Table 2: | Results of evaluation parameters in the solid set sprinkle systems |
Table 3: | Pressure variations in the solid set sprinkle systems |
Table 4: | Results of evaluation parameters in the wheel move systems |
Table 5: | Pressure variations in wheel move sprinkle systems |
Table 6: | Comparison of the two systems |
Pressure variance through the GK1 system was more than the maximum allowable friction losses due to the excessive length of lateral pipes despite there adequate stop to compensate for pressure losses hence the coefficient unity and distribution uniformity decreased throng entire system. Table 6 reflects the average distribution coefficient and potential efficiencies of water application for both solid set sprinkler and wheel move systems. It can be inferred that the values of the aforementioned parameters are considerably higher for wheel moves than solid set systems.
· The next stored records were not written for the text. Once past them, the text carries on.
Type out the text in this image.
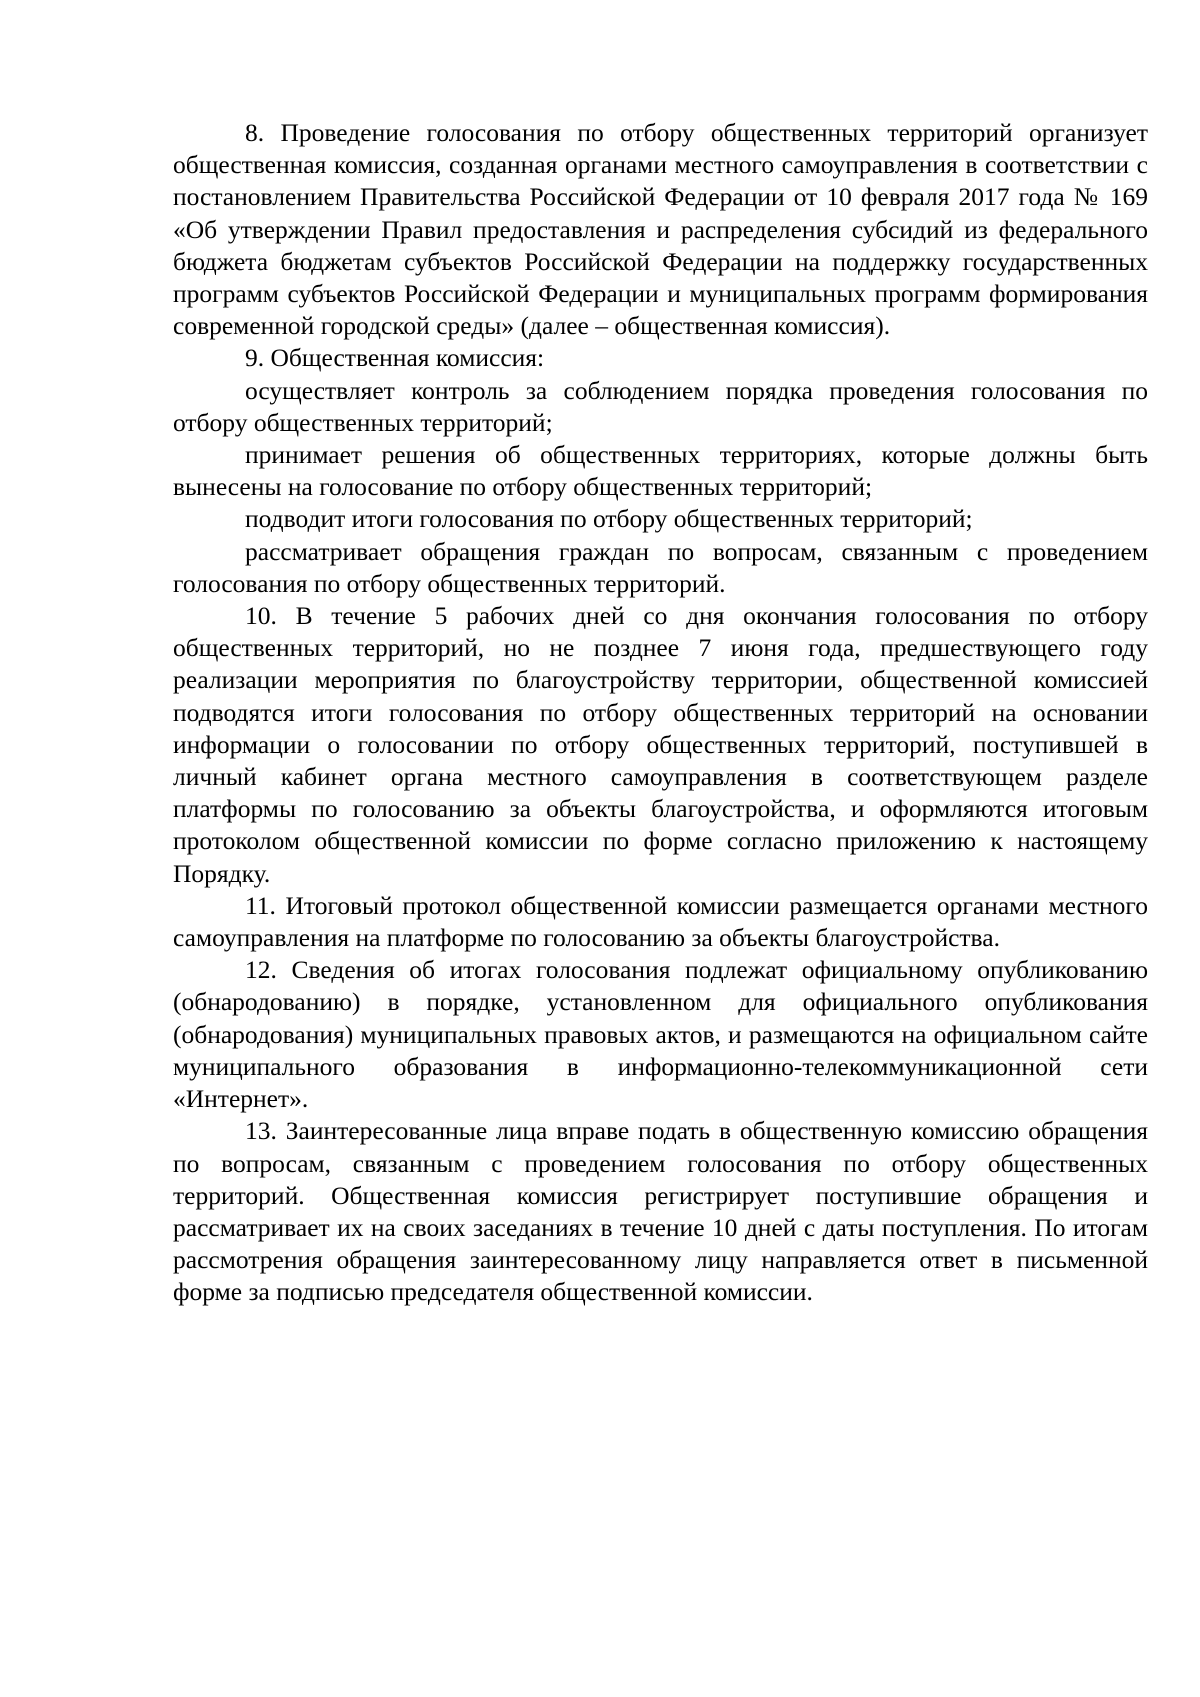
8. Проведение голосования по отбору общественных территорий организует общественная комиссия, созданная органами местного самоуправления в соответствии с постановлением Правительства Российской Федерации от 10 февраля 2017 года № 169 «Об утверждении Правил предоставления и распределения субсидий из федерального бюджета бюджетам субъектов Российской Федерации на поддержку государственных программ субъектов Российской Федерации и муниципальных программ формирования современной городской среды» (далее – общественная комиссия).

9. Общественная комиссия:

осуществляет контроль за соблюдением порядка проведения голосования по отбору общественных территорий;

принимает решения об общественных территориях, которые должны быть вынесены на голосование по отбору общественных территорий;

подводит итоги голосования по отбору общественных территорий;

рассматривает обращения граждан по вопросам, связанным с проведением голосования по отбору общественных территорий.

10. В течение 5 рабочих дней со дня окончания голосования по отбору общественных территорий, но не позднее 7 июня года, предшествующего году реализации мероприятия по благоустройству территории, общественной комиссией подводятся итоги голосования по отбору общественных территорий на основании информации о голосовании по отбору общественных территорий, поступившей в личный кабинет органа местного самоуправления в соответствующем разделе платформы по голосованию за объекты благоустройства, и оформляются итоговым протоколом общественной комиссии по форме согласно приложению к настоящему Порядку.

11. Итоговый протокол общественной комиссии размещается органами местного самоуправления на платформе по голосованию за объекты благоустройства.

12. Сведения об итогах голосования подлежат официальному опубликованию (обнародованию) в порядке, установленном для официального опубликования (обнародования) муниципальных правовых актов, и размещаются на официальном сайте муниципального образования в информационно-телекоммуникационной сети «Интернет».

13. Заинтересованные лица вправе подать в общественную комиссию обращения по вопросам, связанным с проведением голосования по отбору общественных территорий. Общественная комиссия регистрирует поступившие обращения и рассматривает их на своих заседаниях в течение 10 дней с даты поступления. По итогам рассмотрения обращения заинтересованному лицу направляется ответ в письменной форме за подписью председателя общественной комиссии.
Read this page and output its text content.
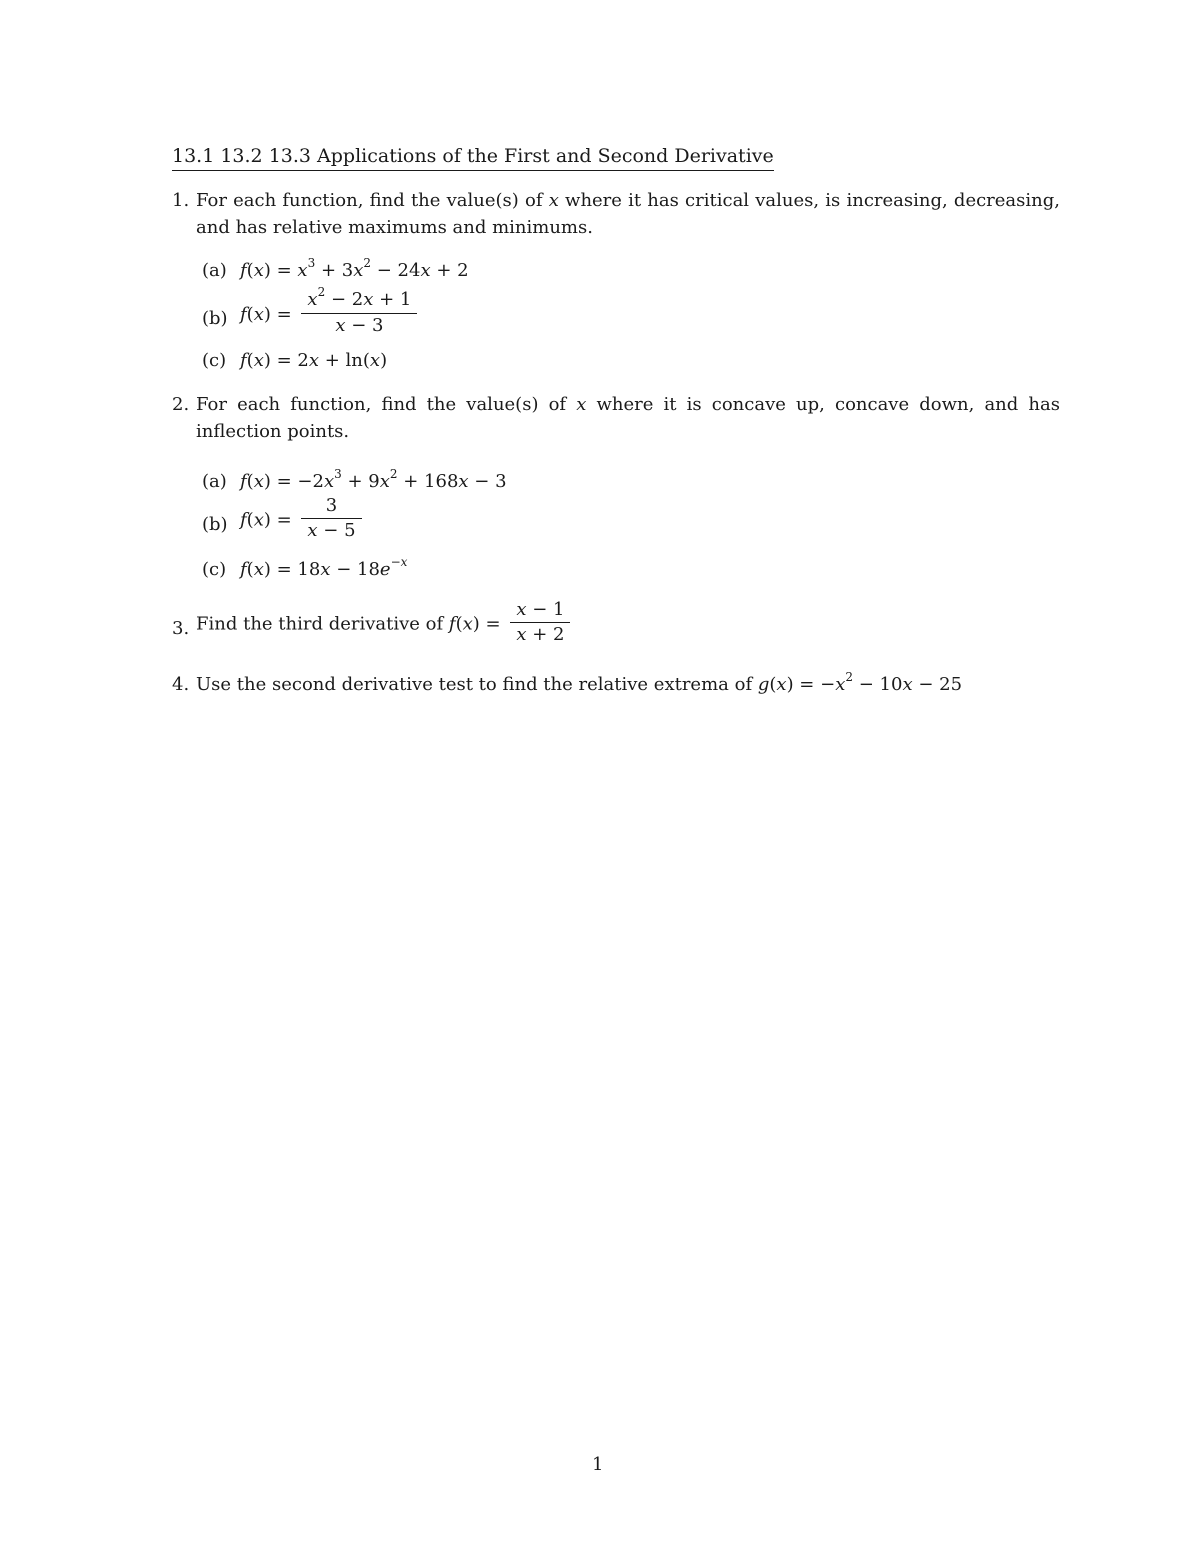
13.1 13.2 13.3 Applications of the First and Second Derivative
1. For each function, find the value(s) of x where it has critical values, is increasing, decreasing, and has relative maximums and minimums.
(a) $f(x) = x^3 + 3x^2 - 24x + 2$
(b) $f(x) = \frac{x^2 - 2x + 1}{x - 3}$
(c) f(x) = 2x + ln(x)
2. For each function, find the value(s) of x where it is concave up, concave down, and has inflection points.
(a) $f(x) = -2x^3 + 9x^2 + 168x - 3$
(b) $f(x) = \frac{3}{x - 5}$
(c) $f(x) = 18x - 18e^{-x}$
3. Find the third derivative of $f(x) = \frac{x - 1}{x + 2}$
4. Use the second derivative test to find the relative extrema of $g(x) = -x^2 - 10x - 25$
1
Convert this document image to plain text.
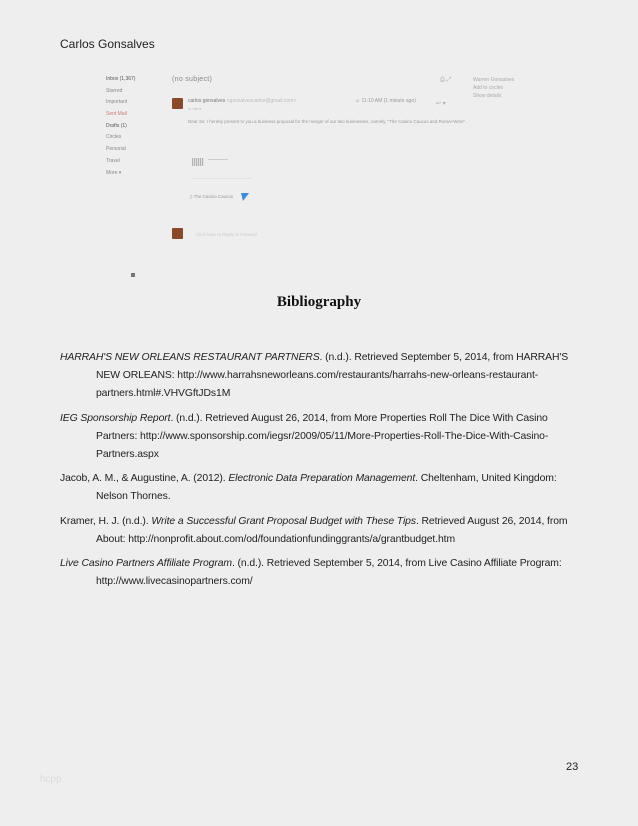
Carlos Gonsalves
Inbox (1,367)
Starred
Important
Sent Mail
Drafts (1)
Circles
Personal
Travel
More ▾
(no subject)	⎙ ⤢
carlos gonsalves <gonsalvescarlos@gmail.com>
to me ▾
☺ 11:10 AM (1 minute ago)	↩ ▾
Dear Sir, I hereby present to you a business proposal for the merger of our two businesses, namely, "The Casino Caucus and Roma+Wine".
Warren Gonsalves
Add to circles
Show details
▯ The Casino Caucus
Click here to Reply or Forward
Bibliography
HARRAH'S NEW ORLEANS RESTAURANT PARTNERS. (n.d.). Retrieved September 5, 2014, from HARRAH'S NEW ORLEANS: http://www.harrahsneworleans.com/restaurants/harrahs-new-orleans-restaurant-partners.html#.VHVGftJDs1M
IEG Sponsorship Report. (n.d.). Retrieved August 26, 2014, from More Properties Roll The Dice With Casino Partners: http://www.sponsorship.com/iegsr/2009/05/11/More-Properties-Roll-The-Dice-With-Casino-Partners.aspx
Jacob, A. M., & Augustine, A. (2012). Electronic Data Preparation Management. Cheltenham, United Kingdom: Nelson Thornes.
Kramer, H. J. (n.d.). Write a Successful Grant Proposal Budget with These Tips. Retrieved August 26, 2014, from About: http://nonprofit.about.com/od/foundationfundinggrants/a/grantbudget.htm
Live Casino Partners Affiliate Program. (n.d.). Retrieved September 5, 2014, from Live Casino Affiliate Program: http://www.livecasinopartners.com/
23
hcpp
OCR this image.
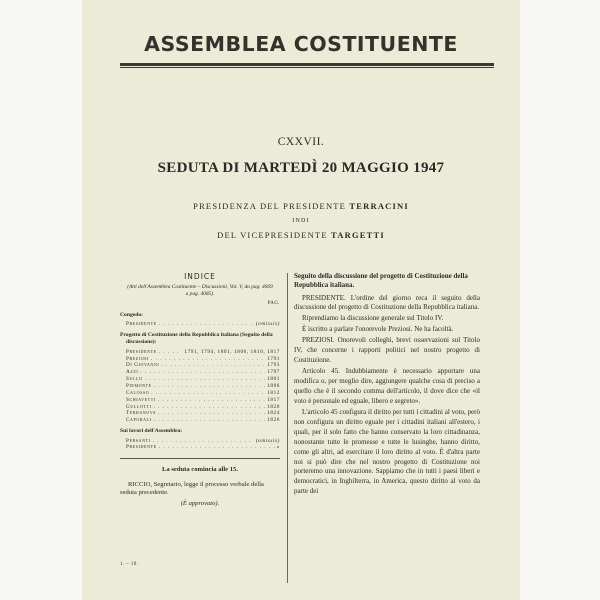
ASSEMBLEA COSTITUENTE
CXXVII.
SEDUTA DI MARTEDÌ 20 MAGGIO 1947
PRESIDENZA DEL PRESIDENTE TERRACINI
INDI
DEL VICEPRESIDENTE TARGETTI
INDICE
(Atti dell'Assemblea Costituente – Discussioni, Vol. V, da pag. 4069 a pag. 4085).
PAG.
Congedo:
Presidente . . .	(omissis)
Progetto di Costituzione della Repubblica italiana (Seguito della discussione):
Presidente . . .	1791, 1794, 1801, 1806, 1810, 1817
Preziosi . . .	1791
Di Giovanni . . .	1793
Azzi . . .	1797
Sullo . . .	1801
Piemonte . . .	1806
Calosso . . .	1812
Schiavetti . . .	1817
Gullotti . . .	1820
Terranova . . .	1824
Caporali . . .	1826
Sui lavori dell'Assemblea:
Persanti . . .	(omissis)
Presidente . . .	»
La seduta comincia alle 15.
RICCIO, Segretario, legge il processo verbale della seduta precedente.
(È approvato).
Seguito della discussione del progetto di Costituzione della Repubblica italiana.

PRESIDENTE. L'ordine del giorno reca il seguito della discussione del progetto di Costituzione della Repubblica italiana.

Riprendiamo la discussione generale sul Titolo IV.

È iscritto a parlare l'onorevole Preziosi. Ne ha facoltà.

PREZIOSI. Onorevoli colleghi, brevi osservazioni sul Titolo IV, che concerne i rapporti politici nel nostro progetto di Costituzione.

Articolo 45. Indubbiamente è necessario apportare una modifica o, per meglio dire, aggiungere qualche cosa di preciso a quello che è il secondo comma dell'articolo, il dove dice che «il voto è personale ed eguale, libero e segreto».

L'articolo 45 configura il diritto per tutti i cittadini al voto, però non configura un diritto eguale per i cittadini italiani all'estero, i quali, per il solo fatto che hanno conservato la loro cittadinanza, nonostante tutte le promesse e tutte le lusinghe, hanno diritto, come gli altri, ad esercitare il loro diritto al voto. È d'altra parte noi si può dire che nel nostro progetto di Costituzione noi porteremo una innovazione. Sappiamo che in tutti i paesi liberi e democratici, in Inghilterra, in America, questo diritto al voto da parte dei

1. – 10.
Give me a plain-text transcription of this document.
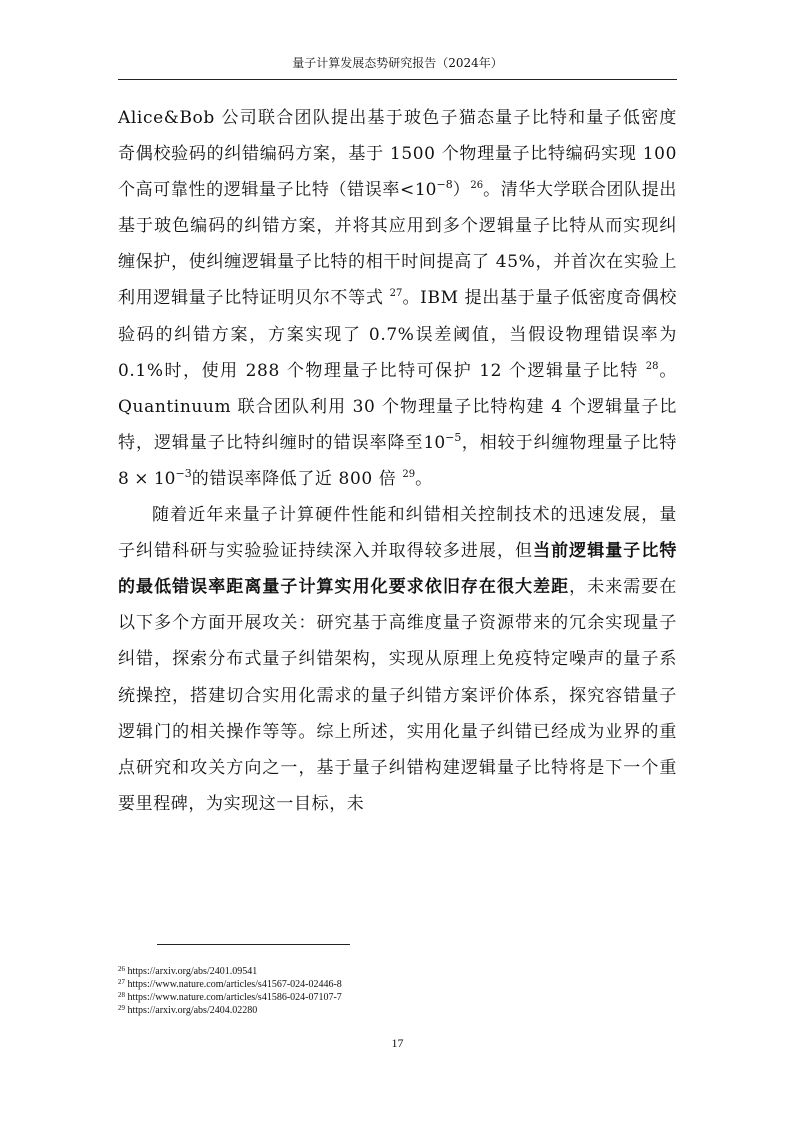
量子计算发展态势研究报告（2024年）

Alice&Bob 公司联合团队提出基于玻色子猫态量子比特和量子低密度奇偶校验码的纠错编码方案，基于 1500 个物理量子比特编码实现 100 个高可靠性的逻辑量子比特（错误率$<10^{-8})^{26}$。清华大学联合团队提出基于玻色编码的纠错方案，并将其应用到多个逻辑量子比特从而实现纠缠保护，使纠缠逻辑量子比特的相干时间提高了 45%，并首次在实验上利用逻辑量子比特证明贝尔不等式 $^{27}$。IBM 提出基于量子低密度奇偶校验码的纠错方案，方案实现了 0.7%误差阈值，当假设物理错误率为 0.1%时，使用 288 个物理量子比特可保护 12 个逻辑量子比特 $^{28}$。Quantinuum 联合团队利用 30 个物理量子比特构建 4 个逻辑量子比特，逻辑量子比特纠缠时的错误率降至$10^{-5}$，相较于纠缠物理量子比特$8 \times 10^{-3}$的错误率降低了近 800 倍 $^{29}$。

随着近年来量子计算硬件性能和纠错相关控制技术的迅速发展，量子纠错科研与实验验证持续深入并取得较多进展，但当前逻辑量子比特的最低错误率距离量子计算实用化要求依旧存在很大差距，未来需要在以下多个方面开展攻关：研究基于高维度量子资源带来的冗余实现量子纠错，探索分布式量子纠错架构，实现从原理上免疫特定噪声的量子系统操控，搭建切合实用化需求的量子纠错方案评价体系，探究容错量子逻辑门的相关操作等等。综上所述，实用化量子纠错已经成为业界的重点研究和攻关方向之一，基于量子纠错构建逻辑量子比特将是下一个重要里程碑，为实现这一目标，未

$^{26}$ https://arxiv.org/abs/2401.09541
$^{27}$ https://www.nature.com/articles/s41567-024-02446-8
$^{28}$ https://www.nature.com/articles/s41586-024-07107-7
$^{29}$ https://arxiv.org/abs/2404.02280
17
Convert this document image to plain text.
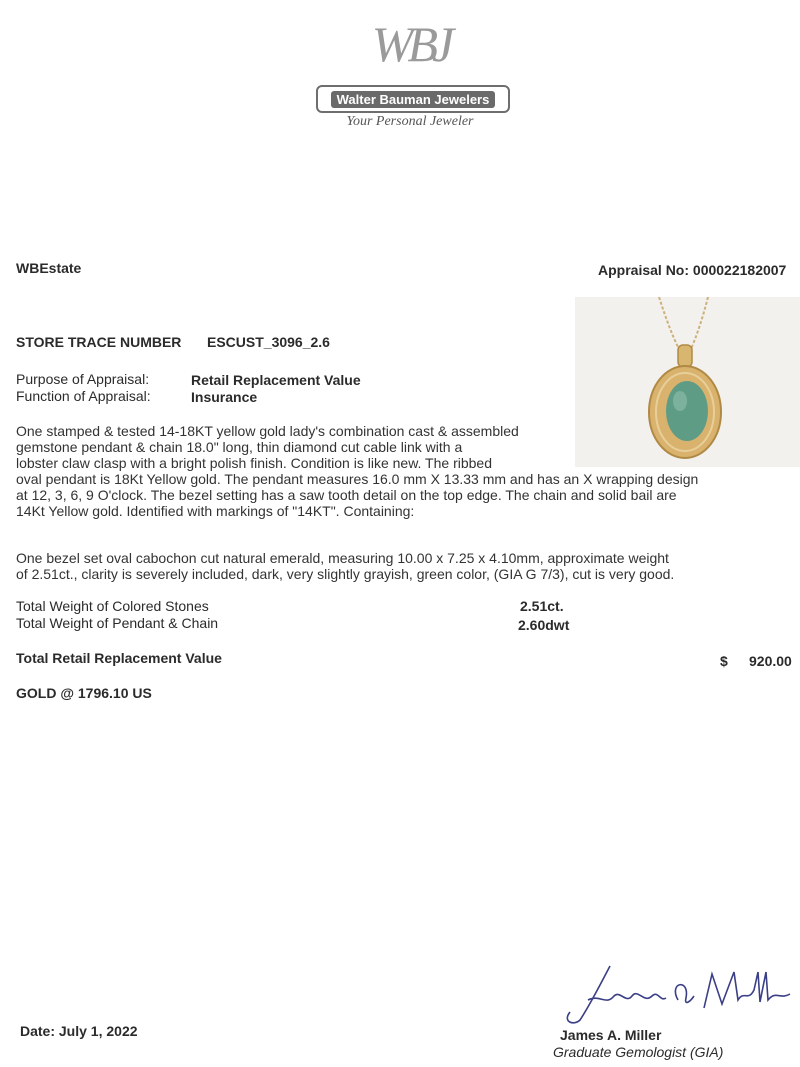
WBJ
Walter Bauman Jewelers
Your Personal Jeweler
WBEstate	Appraisal No: 000022182007
STORE TRACE NUMBER ESCUST_3096_2.6
Purpose of Appraisal:	Retail Replacement Value
Function of Appraisal:	Insurance
One stamped & tested 14-18KT yellow gold lady's combination cast & assembled
gemstone pendant & chain 18.0" long, thin diamond cut cable link with a
lobster claw clasp with a bright polish finish. Condition is like new. The ribbed
oval pendant is 18Kt Yellow gold. The pendant measures 16.0 mm X 13.33 mm and has an X wrapping design
at 12, 3, 6, 9 O'clock. The bezel setting has a saw tooth detail on the top edge. The chain and solid bail are
14Kt Yellow gold. Identified with markings of "14KT". Containing:
One bezel set oval cabochon cut natural emerald, measuring 10.00 x 7.25 x 4.10mm, approximate weight
of 2.51ct., clarity is severely included, dark, very slightly grayish, green color, (GIA G 7/3), cut is very good.
Total Weight of Colored Stones	2.51ct.
Total Weight of Pendant & Chain	2.60dwt
Total Retail Replacement Value	$ 920.00
GOLD @ 1796.10 US
Date: July 1, 2022	James A. Miller
Graduate Gemologist (GIA)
With due regard to the fact that the areas for both types of the systems and the number of operating sprinklers at the same time were not similar, pressure and sprinklers efficiencies were different in the both systems thus comparing two systems on the surface of the experimental block would result in more accurate data. It can be concluded that for the experimental block, coefficient uniformity and potential efficiencies of water application in the wheel move systems were higher than those in the solid set systems. However in high wind velocity conditions, heavy soil texture with high degree of cohesion performance of the wheel move irrigation system is much weaker than the solid set system. Since by selecting adequate time step and sufficient irrigation the actual efficiency of the system can be enhanced enough to meet the potential efficiency. Of note is that the scarcity of water resources causes low irrigation which in turn increases the potential efficiency values.